Écart de générations
Nesrine lève la tête, et demande à sa mère ce qu’elle pense du quartier. Fatima répond qu’elle ne l’aime pas trop, avec le bar dans la rue et cet immeuble sombre. Nesrine balaie sa remarque d’une réplique désapprobatrice. Ce court échange permet de marquer l’écart de perception qui existe entre la mère et sa fille, marquant ainsi un léger conflit générationnel. Nesrine semble tout simplement plus inscrite dans l’environnement où elle vit que Fatima. Cette impression est confirmée par le fait que Nesrine s’exprime en français, et sa mère en arabe. Cet échange nous permet également de mesurer que chacune comprend l’autre dans sa langue, figurant ainsi cette identité plurielle qui s’est construite chez les personnages. Cette thématique du contraste culturel et générationnel sera développée dans les rapports familiaux de Fatima, Nesrine, Souad et du père et dans l’évocation des pressions communautaires.
Discrimination
Lorsque la propriétaire arrive enfin, elle passe devant Fatima et Nesrine, en faisant mine de les ignorer. Elle se hisse sur le palier et entame la conversation avec les deux colocataires. Fatima et Nesrine sont exclues de l’échange, elle ne figurent même pas dans le plan, et la propriétaire leur tourne le dos. La géographie de la scène (Fatima et Nesrine dans les escaliers, la propriétaire et les colocataires sur le palier) témoigne de l’inégalité de traitement dont elle font l’objet.
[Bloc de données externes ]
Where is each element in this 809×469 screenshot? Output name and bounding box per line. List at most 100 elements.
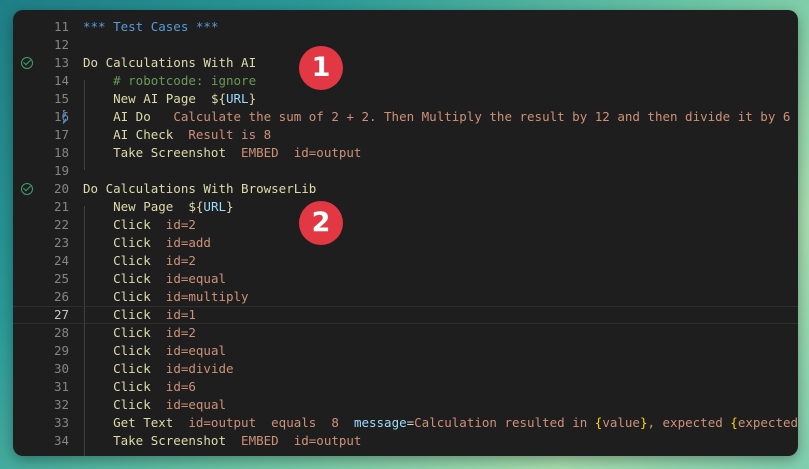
code-text[interactable]: Click id=multiply [83, 288, 249, 306]
code-line[interactable]: 16 AI Do Calculate the sum of 2 + 2. The… [13, 108, 798, 126]
code-text[interactable]: Click id=divide [83, 360, 233, 378]
line-number: 23 [53, 235, 69, 250]
code-text[interactable]: Click id=2 [83, 216, 196, 234]
code-text[interactable]: Take Screenshot EMBED id=output [83, 144, 361, 162]
code-token: value [602, 415, 640, 430]
code-text[interactable]: Click id=equal [83, 270, 226, 288]
line-number: 26 [53, 289, 69, 304]
gutter [13, 234, 27, 252]
code-line[interactable]: 20 Do Calculations With BrowserLib [13, 180, 798, 198]
code-text[interactable]: Click id=equal [83, 342, 226, 360]
code-token: } [226, 199, 234, 214]
line-number: 12 [53, 37, 69, 52]
code-text[interactable]: New AI Page ${URL} [83, 90, 256, 108]
line-number: 27 [53, 307, 69, 322]
code-token: id=add [165, 235, 211, 250]
code-line[interactable]: 13 Do Calculations With AI [13, 54, 798, 72]
line-number: 29 [53, 343, 69, 358]
code-token: message [353, 415, 407, 430]
code-line[interactable]: 21 New Page ${URL} [13, 198, 798, 216]
code-token: Take Screenshot [83, 145, 242, 160]
code-token: Do Calculations With AI [83, 55, 257, 70]
code-line[interactable]: 27 Click id=1 [13, 306, 798, 324]
code-text[interactable]: Click id=1 [83, 307, 196, 323]
code-token: id=2 [165, 253, 196, 268]
code-text[interactable]: AI Do Calculate the sum of 2 + 2. Then M… [83, 108, 790, 126]
code-editor[interactable]: 11 *** Test Cases *** 12 13 Do Calculations … [13, 10, 798, 456]
code-token: *** Test Cases *** [83, 19, 219, 34]
code-text[interactable]: Click id=add [83, 234, 211, 252]
code-text[interactable]: Get Text id=output equals 8 message=Calc… [83, 414, 798, 432]
code-line[interactable]: 25 Click id=equal [13, 270, 798, 288]
code-token: # robotcode: ignore [83, 73, 257, 88]
code-line[interactable]: 26 Click id=multiply [13, 288, 798, 306]
code-line[interactable]: 11 *** Test Cases *** [13, 18, 798, 36]
line-number: 14 [53, 73, 69, 88]
code-token: Take Screenshot [83, 433, 242, 448]
gutter [13, 288, 27, 306]
code-line[interactable]: 23 Click id=add [13, 234, 798, 252]
code-token: ${ [188, 199, 204, 214]
code-line[interactable]: 30 Click id=divide [13, 360, 798, 378]
code-line[interactable]: 31 Click id=6 [13, 378, 798, 396]
line-number: 30 [53, 361, 69, 376]
gutter [13, 270, 27, 288]
gutter [13, 342, 27, 360]
code-line[interactable]: 14 # robotcode: ignore [13, 72, 798, 90]
code-text[interactable]: Click id=equal [83, 396, 226, 414]
code-line[interactable]: 22 Click id=2 [13, 216, 798, 234]
code-line[interactable]: 34 Take Screenshot EMBED id=output [13, 432, 798, 450]
gutter [13, 414, 27, 432]
code-token: id=1 [165, 307, 196, 322]
line-number: 31 [53, 379, 69, 394]
line-number: 25 [53, 271, 69, 286]
line-number: 21 [53, 199, 69, 214]
code-token: Click [83, 361, 166, 376]
code-token: EMBED id=output [241, 433, 362, 448]
code-text[interactable]: Do Calculations With BrowserLib [83, 180, 316, 198]
line-number: 13 [53, 55, 69, 70]
code-text[interactable]: Click id=2 [83, 252, 196, 270]
code-token: id=2 [165, 325, 196, 340]
code-line[interactable]: 32 Click id=equal [13, 396, 798, 414]
code-text[interactable]: Take Screenshot EMBED id=output [83, 432, 361, 450]
gutter [13, 126, 27, 144]
code-text[interactable]: AI Check Result is 8 [83, 126, 271, 144]
code-line[interactable]: 29 Click id=equal [13, 342, 798, 360]
code-token: , expected [647, 415, 731, 430]
code-text[interactable]: *** Test Cases *** [83, 18, 218, 36]
code-token: Calculate the sum of 2 + 2. Then Multipl… [173, 109, 791, 124]
gutter [13, 324, 27, 342]
line-number: 22 [53, 217, 69, 232]
code-text[interactable]: Click id=6 [83, 378, 196, 396]
gutter [13, 360, 27, 378]
code-line[interactable]: 12 [13, 36, 798, 54]
code-token: Get Text [83, 415, 189, 430]
code-token: id=equal [165, 271, 227, 286]
code-text[interactable]: New Page ${URL} [83, 198, 234, 216]
code-line[interactable]: 18 Take Screenshot EMBED id=output [13, 144, 798, 162]
code-line[interactable]: 33 Get Text id=output equals 8 message=C… [13, 414, 798, 432]
gutter [13, 198, 27, 216]
modified-line-marker [63, 110, 66, 124]
code-line[interactable]: 24 Click id=2 [13, 252, 798, 270]
gutter [13, 396, 27, 414]
code-token: AI Do [83, 109, 174, 124]
code-token: Click [83, 271, 166, 286]
code-token: } [248, 91, 257, 106]
code-text[interactable]: Do Calculations With AI [83, 54, 256, 72]
code-line[interactable]: 19 [13, 162, 798, 180]
gutter [13, 252, 27, 270]
code-token: { [730, 415, 738, 430]
line-number: 19 [53, 163, 69, 178]
gutter [13, 307, 27, 325]
gutter [13, 180, 33, 198]
code-text[interactable]: # robotcode: ignore [83, 72, 256, 90]
gutter [13, 18, 27, 36]
code-line[interactable]: 28 Click id=2 [13, 324, 798, 342]
code-token: New AI Page [83, 91, 211, 106]
code-token: id=multiply [165, 289, 249, 304]
code-text[interactable]: Click id=2 [83, 324, 196, 342]
code-line[interactable]: 17 AI Check Result is 8 [13, 126, 798, 144]
code-line[interactable]: 15 New AI Page ${URL} [13, 90, 798, 108]
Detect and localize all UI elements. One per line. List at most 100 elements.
La composition de l’image souligne le blocage exprimé dans le dialogue : la propriétaire est encadrée par les deux filles, et se trouve dans une position défensive, littéralement « dos au mur ». Le refus de la visite repose sur un prétexte dont le caractère mensonger est souligné par les deux contrechamps sur Fatima et Nesrine, désignées par la caméra comme la cause implicite des excuses embarrassées de la propriétaire. Cette alternance des plans sur le discours de la propriétaire inscrit la séquence dans le registre de la dénonciation du racisme ordinaire.
Une recherche compliquée
Une coupe nette dans le montage, où l’on retrouve les quatre personnages marchant dans la rue, vient figurer, par la violence de l’ellipse, à quel point cette situation est vécue comme une agression. Fatima, au centre du cadre, est présentée comme la victime principale de ce racisme sous-jacent, qu’elle identifie clairement comme étant dû au port de son foulard. Cette réplique nous permet de comprendre que ce genre de situation lui est coutumière. L’agitation qui gagne les personnages suite à ce refus est amplifiée par l’utilisation d’un travelling arrière, premier (et rare) plan en mouvement du film.